Is it possible that the motor has problems to support under pressure with low cadence?

I am using torque mode.
 
andyme said:
Yesterday i suddenly encountered a short, steep uphill road in the dark. When I realised that the gear would not be sufficient, I quickly pushed the assistance from 8 to 13 while already climbing. I would have expected to get more support, but actually I did not feel this. I hardly made it up to the top of the road and my impression was the motor did not want to react to the increased assistance level, I the contrary, it hardly did anything, was my feeling. I was surprised about this behaviour, I think in the past that would have worked this way...? :roll:
Later I had a somewhat similar situation but I was able to shift down and get more cadence and the support of the motor was there again.

Is it possible that the motor has problems to support under pressure with low cadence?

I am using torque mode.

Well, if you reached your maximum current already - the motor won't give you more than you already getting.

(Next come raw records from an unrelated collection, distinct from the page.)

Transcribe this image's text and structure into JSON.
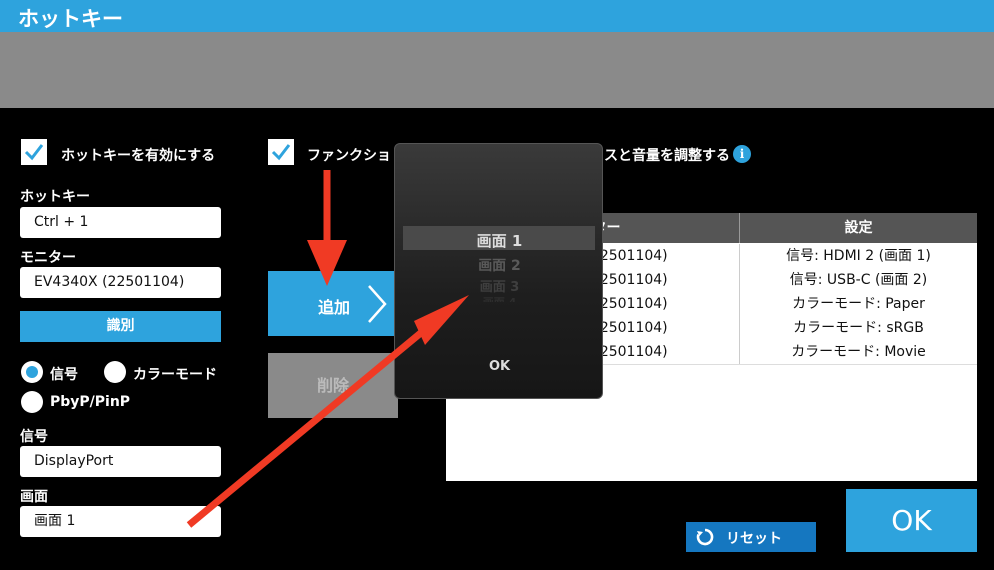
{
  "window": {
    "title": "ホットキー"
  },
  "left": {
    "enable_hotkey_label": "ホットキーを有効にする",
    "hotkey_label": "ホットキー",
    "hotkey_value": "Ctrl + 1",
    "monitor_label": "モニター",
    "monitor_value": "EV4340X (22501104)",
    "identify_button": "識別",
    "radio_signal": "信号",
    "radio_color_mode": "カラーモード",
    "radio_pbyp": "PbyP/PinP",
    "signal_label": "信号",
    "signal_value": "DisplayPort",
    "screen_label": "画面",
    "screen_value": "画面 1"
  },
  "function_row": {
    "label_left": "ファンクショ",
    "label_right": "スと音量を調整する",
    "info_icon": "i"
  },
  "actions": {
    "add_button": "追加",
    "delete_button": "削除"
  },
  "table": {
    "headers": [
      "モニター",
      "設定"
    ],
    "rows": [
      {
        "monitor": "EV4340X (22501104)",
        "setting": "信号: HDMI 2 (画面 1)"
      },
      {
        "monitor": "EV4340X (22501104)",
        "setting": "信号: USB-C (画面 2)"
      },
      {
        "monitor": "EV4340X (22501104)",
        "setting": "カラーモード: Paper"
      },
      {
        "monitor": "EV4340X (22501104)",
        "setting": "カラーモード: sRGB"
      },
      {
        "monitor": "EV4340X (22501104)",
        "setting": "カラーモード: Movie"
      }
    ]
  },
  "popup": {
    "options": [
      "画面 1",
      "画面 2",
      "画面 3",
      "画面 4"
    ],
    "selected": "画面 1",
    "ok_label": "OK"
  },
  "footer": {
    "reset_button": "リセット",
    "ok_button": "OK"
  },
  "colors": {
    "accent": "#2ea3dd",
    "annotation_arrow": "#f03a24",
    "header_bg": "#555555"
  }
}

I reach my 16amps pretty quickly on climbs.

I also think that current implementation of the motor control does not give full torque at 0RPM (i'm using a version 0.8 still) But I did't have time to run tests to prouve that.

Anyways I always downshift on the hills, that's why we got the midle drive, otherwise I would install a cheaper and more reliable direct drive. We wouldn't want to climb a hill on a 5th gear with a car.
 
vshitikov said:
andyme said:
Yesterday i suddenly encountered a short, steep uphill road in the dark. When I realised that the gear would not be sufficient, I quickly pushed the assistance from 8 to 13 while already climbing. I would have expected to get more support, but actually I did not feel this. I hardly made it up to the top of the road and my impression was the motor did not want to react to the increased assistance level, I the contrary, it hardly did anything, was my feeling. I was surprised about this behaviour, I think in the past that would have worked this way...? :roll:
Later I had a somewhat similar situation but I was able to shift down and get more cadence and the support of the motor was there again.

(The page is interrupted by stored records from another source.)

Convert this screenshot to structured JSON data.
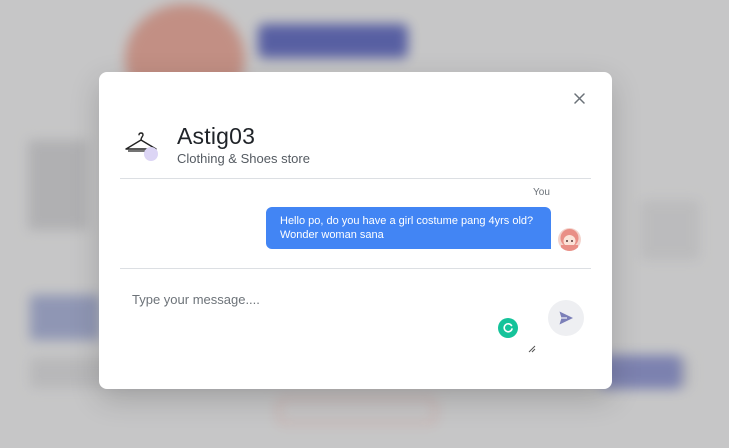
{
  "modal": {
    "store": {
      "name": "Astig03",
      "category": "Clothing & Shoes store",
      "avatar_icon": "clothes-hanger-icon"
    },
    "close_icon": "close-icon",
    "messages": [
      {
        "sender_label": "You",
        "text": "Hello po, do you have a girl costume pang 4yrs old? Wonder woman sana",
        "bubble_color": "#4285f4"
      }
    ],
    "composer": {
      "placeholder": "Type your message....",
      "value": "",
      "send_icon": "send-icon",
      "send_icon_color": "#7b7fb8",
      "grammar_icon": "grammarly-icon",
      "grammar_icon_color": "#15c39a"
    }
  }
}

Is it possible that the motor has problems to support under pressure with low cadence?

I am using torque mode.

Well, if you reached your maximum current already - the motor won't give you more than you already getting. I reach my 16amps pretty quickly on climbs.

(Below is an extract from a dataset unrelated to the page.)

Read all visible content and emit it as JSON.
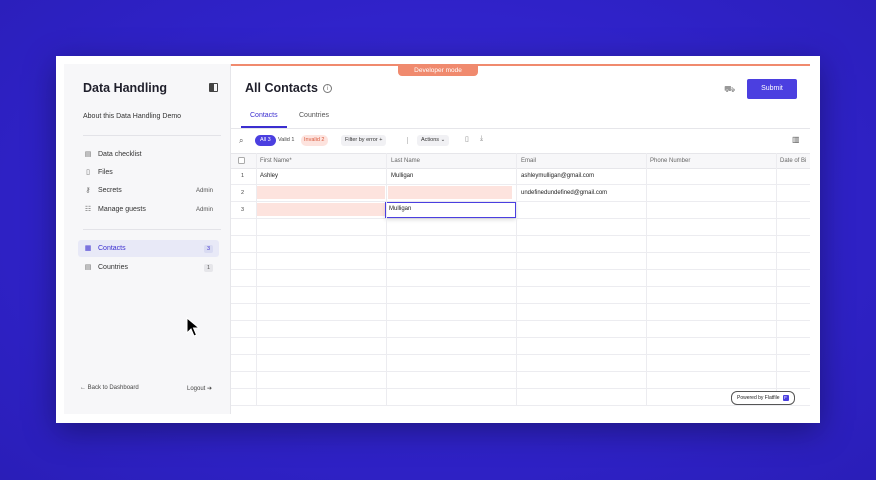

I also think that current implementation of the motor control does not give full torque at 0RPM (i'm using a version 0.8 still) But I did't have time to run tests to prouve that.

Anyways I always downshift on the hills, that's why we got the midle drive, otherwise I would install a cheaper and more reliable direct drive. We wouldn't want to climb a hill on a 5th gear with a car.

I understand what you are saying. It happened unintentional. However it was my feeling that the motor did not react the way I expected it from my past experience with one yr old versions. That is what I wanted to convey. I was kind of surprised. Also it was not that steep.. I was at this place before with no problems maybe in other gears, but I did not expect this to happen, that is all I can say. Maybe there is something that is now different from before...
 
cavi said:
For the best hill start performance I would setup as the following:

Motor current control = torque
Assist w/o pedal = enable
Startup BOOST = disable
Startup BOOST duration = 5
Startup BOOST fade = 6.5
Motor current ramp = 10a (maximum)
Calibrate your torque sensor then enable calibrations
Motor current max = 20a

Soo I installed this programming, and I have to say it feels way way better. i think one could say it feels close to a Levo. Mind you it is still way louder than a levo, but my wallet is still stuffed.....
Now, can anyone tell me more about the throttle? I have the temp sensor turned off and turned to throttle, but the throttle is very sluggish, if I am climbing a hill and I push it it is useless it takes forever to ramp up. Do I have to turn on the virtual tharottle in the street mode(which I have turned off)?
I'm glad that the settings worked well for you. I'm sorry that I cannot help with the throttle issue, I do not have a throttle on my bike.